The Toronto Maple Leafs are going to make the playoffs next season.
At least, that’s the buzz. Damien Cox in the Toronto Star
has already made his prediction. Same goes for Steve Milton, a gifted journo with the Hamilton Spectator
Nice and all, but not enough.
Kids, look it up. There was a time earlier this decade when making the playoffs just constituted a good start for the Toronto Maple Leafs.
Not that I disagree with the guys in the press box. The Eastern Conference isn’t teeming with great teams and, more importantly, the Leafs have been improved mightily over the season.
So many good things in a lost campaign. Start with the acquisition of Dion Phaneuf
, everyone’s candidate as the future captain of the franchise. Goaltending, a weak spot all season is now a strength thanks to the stabilizing presence of J.S. Giguere. The defence is brutish enough but Carl Gunnarsson
’s presence gives the club another capable defender and, in theory at least, means Tomas Kaberle might be bartered for some help up front. Luke Schenn
has staged a remarkable recovery and brings with him seemingly limitless horizons.
The forwards are good, but with the exception of Phil Kessel
not great. That said, there is no reason the formidable Nikolai Kulemin
and centre Tyler Bozak
should not turn into anything but excellent players. Junior Nazem Kadri
should make the team next year and add more talent and speed up front.
But today’s signing of six-foot-five, 215 pound University of Vermont forward Brayden Irwin is just another indicator of Brian Burke’s big plan.
The days of landing unrestricted NHL free agents who should help immediately, as Burke did in signing Mike Komisarek
from Montreal and Francois Beauchemin from Anaheim, seem long gone.
This season’s free agent class is surprisingly shallow. Ilya Kovulchuk is a beguiling dream for all but a few franchises and the Leafs are not among them. Same for the Sharks’ Patrick Marleau. The rest of the pickings - the Habs’ Tomas Plekanec and 35-year-old Pittsburgh defenceman Sergei Gonchar are two of the higher profile ones - have limited curb appeal.

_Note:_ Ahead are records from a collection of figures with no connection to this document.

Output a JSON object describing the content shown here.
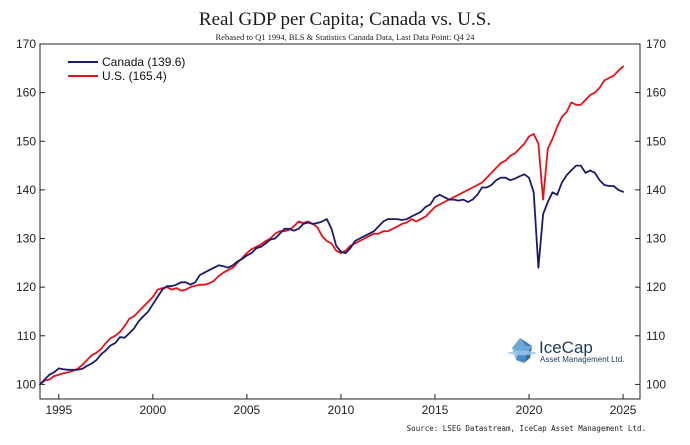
{
  "chart_data": {
    "type": "line",
    "title": "Real GDP per Capita; Canada vs. U.S.",
    "subtitle": "Rebased to Q1 1994, BLS & Statistics Canada Data, Last Data Point: Q4 24",
    "source": "Source: LSEG Datastream, IceCap Asset Management Ltd.",
    "xlabel": "",
    "ylabel": "",
    "xlim": [
      1994,
      2025.9
    ],
    "ylim": [
      97,
      170
    ],
    "x_ticks": [
      1995,
      2000,
      2005,
      2010,
      2015,
      2020,
      2025
    ],
    "x_tick_labels": [
      "1995",
      "2000",
      "2005",
      "2010",
      "2015",
      "2020",
      "2025"
    ],
    "y_ticks": [
      100,
      110,
      120,
      130,
      140,
      150,
      160,
      170
    ],
    "y_tick_labels": [
      "100",
      "110",
      "120",
      "130",
      "140",
      "150",
      "160",
      "170"
    ],
    "legend_position": "top-left",
    "series": [
      {
        "name": "Canada",
        "legend_label": "Canada (139.6)",
        "color": "#1a1a6e",
        "points": [
          [
            1994.0,
            100.0
          ],
          [
            1994.25,
            101.0
          ],
          [
            1994.5,
            102.0
          ],
          [
            1994.75,
            102.5
          ],
          [
            1995.0,
            103.3
          ],
          [
            1995.25,
            103.1
          ],
          [
            1995.5,
            103.0
          ],
          [
            1995.75,
            103.0
          ],
          [
            1996.0,
            103.0
          ],
          [
            1996.25,
            103.2
          ],
          [
            1996.5,
            103.8
          ],
          [
            1996.75,
            104.3
          ],
          [
            1997.0,
            105.0
          ],
          [
            1997.25,
            106.2
          ],
          [
            1997.5,
            107.0
          ],
          [
            1997.75,
            108.0
          ],
          [
            1998.0,
            108.5
          ],
          [
            1998.25,
            109.7
          ],
          [
            1998.5,
            109.6
          ],
          [
            1998.75,
            110.5
          ],
          [
            1999.0,
            111.5
          ],
          [
            1999.25,
            113.0
          ],
          [
            1999.5,
            114.0
          ],
          [
            1999.75,
            115.0
          ],
          [
            2000.0,
            116.5
          ],
          [
            2000.25,
            118.0
          ],
          [
            2000.5,
            119.5
          ],
          [
            2000.75,
            120.2
          ],
          [
            2001.0,
            120.2
          ],
          [
            2001.25,
            120.5
          ],
          [
            2001.5,
            121.0
          ],
          [
            2001.75,
            121.0
          ],
          [
            2002.0,
            120.5
          ],
          [
            2002.25,
            121.0
          ],
          [
            2002.5,
            122.5
          ],
          [
            2002.75,
            123.0
          ],
          [
            2003.0,
            123.5
          ],
          [
            2003.25,
            124.0
          ],
          [
            2003.5,
            124.5
          ],
          [
            2003.75,
            124.3
          ],
          [
            2004.0,
            124.0
          ],
          [
            2004.25,
            124.5
          ],
          [
            2004.5,
            125.3
          ],
          [
            2004.75,
            125.8
          ],
          [
            2005.0,
            126.5
          ],
          [
            2005.25,
            127.0
          ],
          [
            2005.5,
            128.0
          ],
          [
            2005.75,
            128.3
          ],
          [
            2006.0,
            129.0
          ],
          [
            2006.25,
            129.8
          ],
          [
            2006.5,
            130.0
          ],
          [
            2006.75,
            131.0
          ],
          [
            2007.0,
            132.0
          ],
          [
            2007.25,
            132.0
          ],
          [
            2007.5,
            131.6
          ],
          [
            2007.75,
            132.0
          ],
          [
            2008.0,
            133.0
          ],
          [
            2008.25,
            133.3
          ],
          [
            2008.5,
            133.0
          ],
          [
            2008.75,
            133.2
          ],
          [
            2009.0,
            133.5
          ],
          [
            2009.25,
            134.0
          ],
          [
            2009.5,
            132.0
          ],
          [
            2009.75,
            128.5
          ],
          [
            2010.0,
            127.3
          ],
          [
            2010.25,
            127.0
          ],
          [
            2010.5,
            128.0
          ],
          [
            2010.75,
            129.5
          ],
          [
            2011.0,
            130.0
          ],
          [
            2011.25,
            130.5
          ],
          [
            2011.5,
            131.0
          ],
          [
            2011.75,
            131.5
          ],
          [
            2012.0,
            132.5
          ],
          [
            2012.25,
            133.5
          ],
          [
            2012.5,
            134.0
          ],
          [
            2012.75,
            134.0
          ],
          [
            2013.0,
            134.0
          ],
          [
            2013.25,
            133.8
          ],
          [
            2013.5,
            134.0
          ],
          [
            2013.75,
            134.5
          ],
          [
            2014.0,
            135.0
          ],
          [
            2014.25,
            135.5
          ],
          [
            2014.5,
            136.5
          ],
          [
            2014.75,
            137.0
          ],
          [
            2015.0,
            138.5
          ],
          [
            2015.25,
            139.0
          ],
          [
            2015.5,
            138.5
          ],
          [
            2015.75,
            138.0
          ],
          [
            2016.0,
            138.0
          ],
          [
            2016.25,
            137.8
          ],
          [
            2016.5,
            138.0
          ],
          [
            2016.75,
            137.5
          ],
          [
            2017.0,
            138.0
          ],
          [
            2017.25,
            139.0
          ],
          [
            2017.5,
            140.5
          ],
          [
            2017.75,
            140.5
          ],
          [
            2018.0,
            141.0
          ],
          [
            2018.25,
            142.0
          ],
          [
            2018.5,
            142.5
          ],
          [
            2018.75,
            142.5
          ],
          [
            2019.0,
            142.0
          ],
          [
            2019.25,
            142.3
          ],
          [
            2019.5,
            142.8
          ],
          [
            2019.75,
            143.2
          ],
          [
            2020.0,
            142.5
          ],
          [
            2020.25,
            139.5
          ],
          [
            2020.5,
            124.0
          ],
          [
            2020.75,
            135.0
          ],
          [
            2021.0,
            137.5
          ],
          [
            2021.25,
            139.5
          ],
          [
            2021.5,
            139.0
          ],
          [
            2021.75,
            141.5
          ],
          [
            2022.0,
            143.0
          ],
          [
            2022.25,
            144.0
          ],
          [
            2022.5,
            145.0
          ],
          [
            2022.75,
            145.0
          ],
          [
            2023.0,
            143.5
          ],
          [
            2023.25,
            144.0
          ],
          [
            2023.5,
            143.5
          ],
          [
            2023.75,
            142.0
          ],
          [
            2024.0,
            141.0
          ],
          [
            2024.25,
            140.8
          ],
          [
            2024.5,
            140.8
          ],
          [
            2024.75,
            140.0
          ],
          [
            2025.0,
            139.6
          ]
        ]
      },
      {
        "name": "U.S.",
        "legend_label": "U.S. (165.4)",
        "color": "#e8111a",
        "points": [
          [
            1994.0,
            100.0
          ],
          [
            1994.25,
            100.8
          ],
          [
            1994.5,
            101.0
          ],
          [
            1994.75,
            101.7
          ],
          [
            1995.0,
            102.0
          ],
          [
            1995.25,
            102.3
          ],
          [
            1995.5,
            102.5
          ],
          [
            1995.75,
            102.8
          ],
          [
            1996.0,
            103.2
          ],
          [
            1996.25,
            104.0
          ],
          [
            1996.5,
            105.0
          ],
          [
            1996.75,
            106.0
          ],
          [
            1997.0,
            106.5
          ],
          [
            1997.25,
            107.3
          ],
          [
            1997.5,
            108.5
          ],
          [
            1997.75,
            109.5
          ],
          [
            1998.0,
            110.0
          ],
          [
            1998.25,
            110.8
          ],
          [
            1998.5,
            112.0
          ],
          [
            1998.75,
            113.5
          ],
          [
            1999.0,
            114.0
          ],
          [
            1999.25,
            115.0
          ],
          [
            1999.5,
            116.0
          ],
          [
            1999.75,
            117.0
          ],
          [
            2000.0,
            118.0
          ],
          [
            2000.25,
            119.5
          ],
          [
            2000.5,
            119.8
          ],
          [
            2000.75,
            120.0
          ],
          [
            2001.0,
            119.5
          ],
          [
            2001.25,
            119.8
          ],
          [
            2001.5,
            119.3
          ],
          [
            2001.75,
            119.5
          ],
          [
            2002.0,
            120.0
          ],
          [
            2002.25,
            120.3
          ],
          [
            2002.5,
            120.5
          ],
          [
            2002.75,
            120.5
          ],
          [
            2003.0,
            120.8
          ],
          [
            2003.25,
            121.3
          ],
          [
            2003.5,
            122.3
          ],
          [
            2003.75,
            123.0
          ],
          [
            2004.0,
            123.5
          ],
          [
            2004.25,
            124.0
          ],
          [
            2004.5,
            125.0
          ],
          [
            2004.75,
            126.0
          ],
          [
            2005.0,
            127.0
          ],
          [
            2005.25,
            127.8
          ],
          [
            2005.5,
            128.3
          ],
          [
            2005.75,
            128.8
          ],
          [
            2006.0,
            129.5
          ],
          [
            2006.25,
            130.0
          ],
          [
            2006.5,
            131.0
          ],
          [
            2006.75,
            131.5
          ],
          [
            2007.0,
            131.5
          ],
          [
            2007.25,
            131.8
          ],
          [
            2007.5,
            132.5
          ],
          [
            2007.75,
            133.5
          ],
          [
            2008.0,
            133.2
          ],
          [
            2008.25,
            133.5
          ],
          [
            2008.5,
            133.0
          ],
          [
            2008.75,
            132.3
          ],
          [
            2009.0,
            130.5
          ],
          [
            2009.25,
            129.5
          ],
          [
            2009.5,
            129.0
          ],
          [
            2009.75,
            127.5
          ],
          [
            2010.0,
            127.0
          ],
          [
            2010.25,
            127.5
          ],
          [
            2010.5,
            128.5
          ],
          [
            2010.75,
            129.0
          ],
          [
            2011.0,
            129.5
          ],
          [
            2011.25,
            130.0
          ],
          [
            2011.5,
            130.5
          ],
          [
            2011.75,
            131.0
          ],
          [
            2012.0,
            131.0
          ],
          [
            2012.25,
            131.5
          ],
          [
            2012.5,
            131.5
          ],
          [
            2012.75,
            132.0
          ],
          [
            2013.0,
            132.5
          ],
          [
            2013.25,
            133.0
          ],
          [
            2013.5,
            133.3
          ],
          [
            2013.75,
            134.0
          ],
          [
            2014.0,
            133.5
          ],
          [
            2014.25,
            134.0
          ],
          [
            2014.5,
            134.5
          ],
          [
            2014.75,
            135.5
          ],
          [
            2015.0,
            136.5
          ],
          [
            2015.25,
            137.0
          ],
          [
            2015.5,
            137.5
          ],
          [
            2015.75,
            138.0
          ],
          [
            2016.0,
            138.5
          ],
          [
            2016.25,
            139.0
          ],
          [
            2016.5,
            139.5
          ],
          [
            2016.75,
            140.0
          ],
          [
            2017.0,
            140.5
          ],
          [
            2017.25,
            141.0
          ],
          [
            2017.5,
            141.5
          ],
          [
            2017.75,
            142.5
          ],
          [
            2018.0,
            143.5
          ],
          [
            2018.25,
            144.5
          ],
          [
            2018.5,
            145.5
          ],
          [
            2018.75,
            146.0
          ],
          [
            2019.0,
            147.0
          ],
          [
            2019.25,
            147.5
          ],
          [
            2019.5,
            148.5
          ],
          [
            2019.75,
            149.5
          ],
          [
            2020.0,
            151.0
          ],
          [
            2020.25,
            151.5
          ],
          [
            2020.5,
            149.5
          ],
          [
            2020.75,
            138.0
          ],
          [
            2021.0,
            148.5
          ],
          [
            2021.25,
            150.5
          ],
          [
            2021.5,
            153.0
          ],
          [
            2021.75,
            155.0
          ],
          [
            2022.0,
            156.0
          ],
          [
            2022.25,
            158.0
          ],
          [
            2022.5,
            157.5
          ],
          [
            2022.75,
            157.5
          ],
          [
            2023.0,
            158.5
          ],
          [
            2023.25,
            159.5
          ],
          [
            2023.5,
            160.0
          ],
          [
            2023.75,
            161.0
          ],
          [
            2024.0,
            162.5
          ],
          [
            2024.25,
            163.0
          ],
          [
            2024.5,
            163.5
          ],
          [
            2024.75,
            164.5
          ],
          [
            2025.0,
            165.4
          ]
        ]
      }
    ]
  },
  "brand": {
    "name": "IceCap",
    "tagline": "Asset Management Ltd."
  },
  "colors": {
    "canada": "#1a1a6e",
    "us": "#e8111a",
    "brand": "#1f3a5c"
  }
}
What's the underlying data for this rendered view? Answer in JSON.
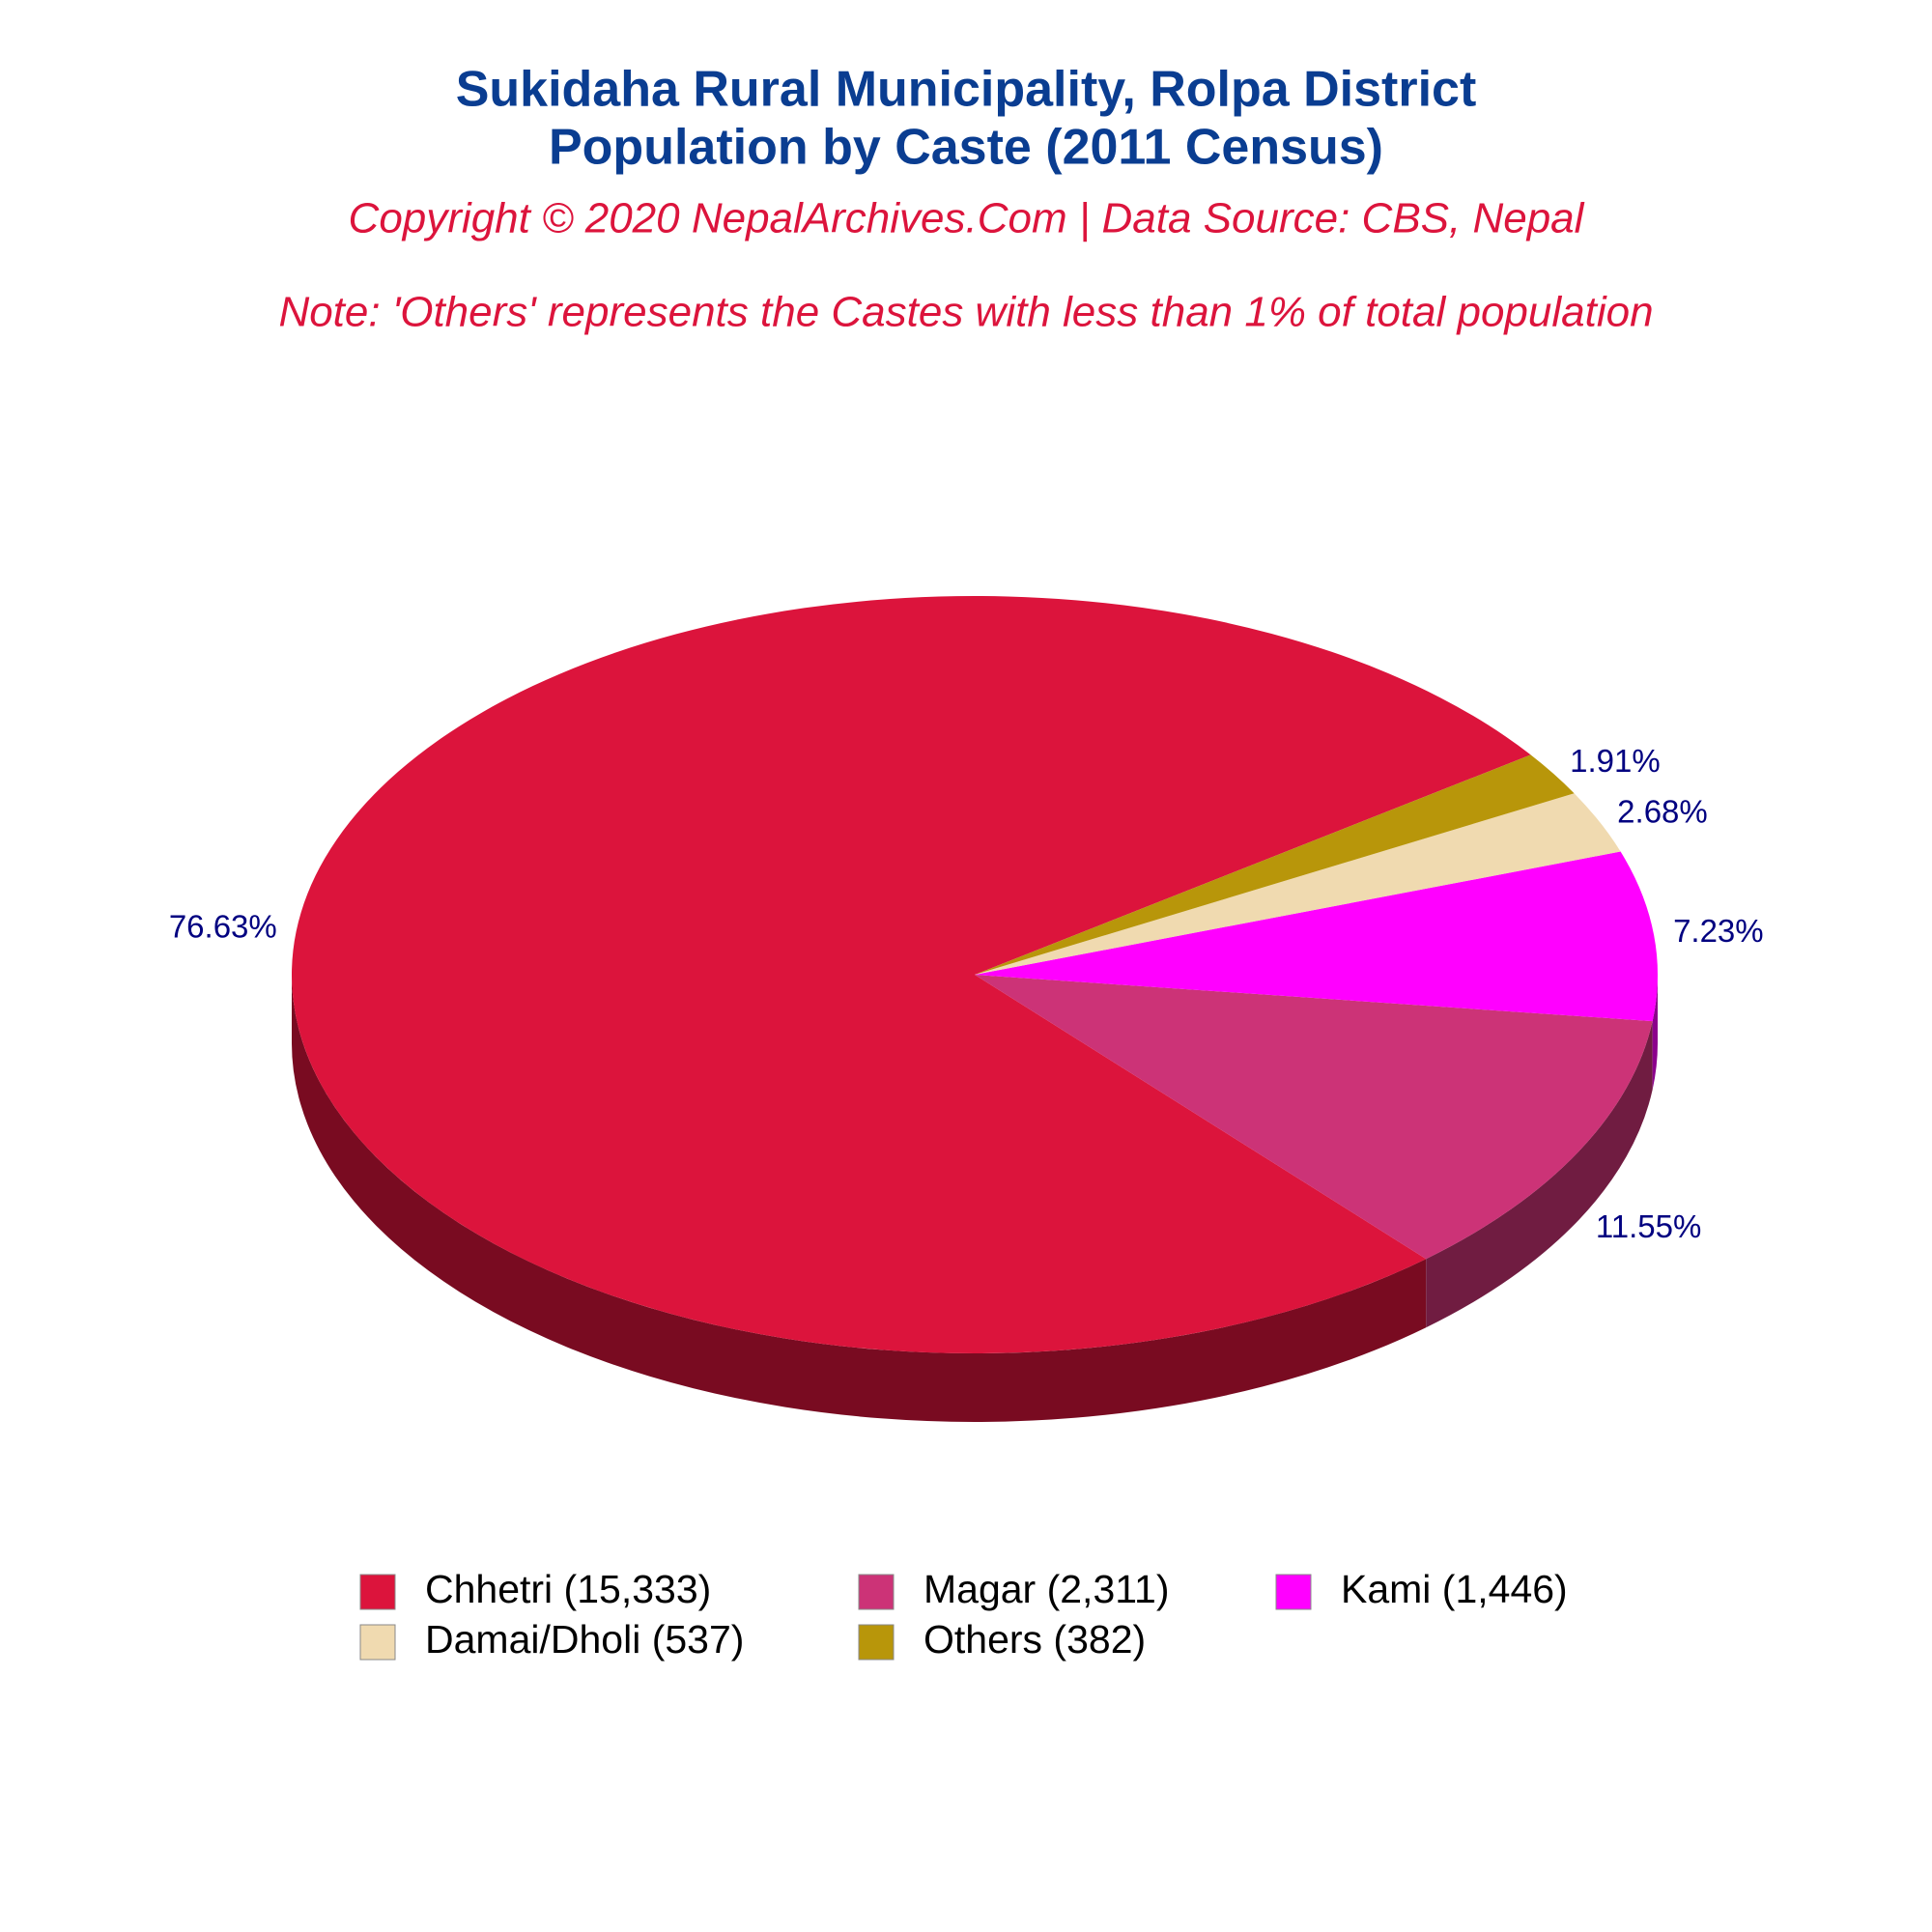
{
  "chart_data": {
    "type": "pie",
    "title": [
      "Sukidaha Rural Municipality, Rolpa District",
      "Population by Caste (2011 Census)"
    ],
    "subtitle": "Copyright © 2020 NepalArchives.Com | Data Source: CBS, Nepal",
    "note": "Note: 'Others' represents the Castes with less than 1% of total population",
    "categories": [
      "Chhetri (15,333)",
      "Magar (2,311)",
      "Kami (1,446)",
      "Damai/Dholi (537)",
      "Others (382)"
    ],
    "values": [
      76.63,
      11.55,
      7.23,
      2.68,
      1.91
    ],
    "value_labels": [
      "76.63%",
      "11.55%",
      "7.23%",
      "2.68%",
      "1.91%"
    ],
    "colors": [
      "#dc143c",
      "#cc3377",
      "#ff00ff",
      "#f0dab0",
      "#b8960a"
    ],
    "legend": "bottom"
  }
}
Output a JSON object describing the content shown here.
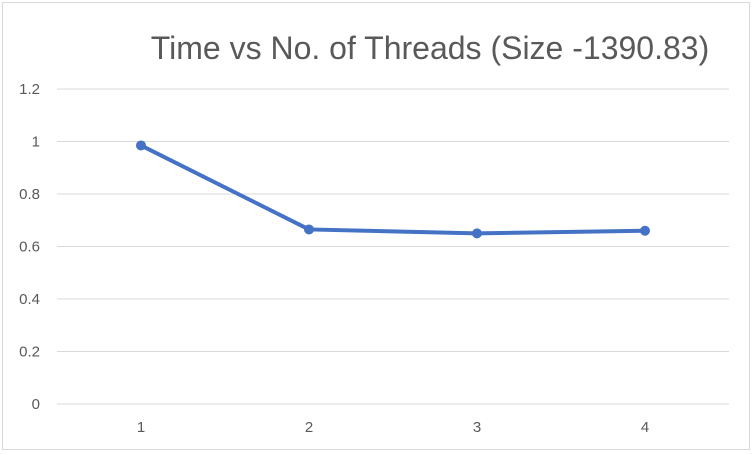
{
  "chart_data": {
    "type": "line",
    "title": "Time vs No. of Threads (Size -1390.83)",
    "xlabel": "",
    "ylabel": "",
    "categories": [
      "1",
      "2",
      "3",
      "4"
    ],
    "series": [
      {
        "values": [
          0.985,
          0.665,
          0.65,
          0.66
        ]
      }
    ],
    "ylim": [
      0,
      1.2
    ],
    "yticks": [
      "0",
      "0.2",
      "0.4",
      "0.6",
      "0.8",
      "1",
      "1.2"
    ],
    "grid": true,
    "legend": "none",
    "colors": {
      "series": "#4472c4",
      "grid": "#d9d9d9",
      "text": "#595959"
    }
  }
}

So much for the quick fix of free agency. When the age for unrestricted free agency was phased downward in the last CBA, it was thought the move would spiral salaries and encourage movement. In fact, the players have opted to sign longer-term deals prior to their expiration of their contracts. They are still getting their money but the wave of players re-upping with their teams - witness Marc Savard with the Bruins and Matt Stajan in Calgary- means clubs looking to poach a free agent are in tough.
The summer of 2011 looks significantly better but some, probably most of these players will not hit the market.
They include Joe Thornton (30 years old, 19 goals, 85 points) Brad Richards (29 years old, 23 goals, 85 points) Simon Gagne (30 years old, 17 goals 39 points) and the player who might be the prize of the class, the Caps’ Alexander Semin (26 years old, 35 goals, 74 points).
Burke has already hit a home run with Bozak and goalie Jonas Gustavsson
. He is of course hopeful of hitting another one with Brayden Irwin.
But without a first rounder for two more summers, Burke has few options. They include signing every college and European free agent who understands puck is a noun.
Wholesale trades are about as rare as the signing of unrestricted NHL free agents and while Burke pulled Dion Phaneuf
and Jean-Sebastien Giguere out of Calgary and Anaheim, it’s hard to finish what he started with more deals.
Brian Burke is a creative guy who has done more in less than two seasons on the job than any Leaf fan could have envisioned.
Thanks to him, the Maple Leafs should be, will be, a playoff team.
But the playoffs aren’t his mandate. A return to the elite isn’t his mandate. We all know what his mandate is.
And so if the first moves were difficult to orchestrate, what will come later will be murderous. Climbing back into the playoffs, by comparison, will look easy.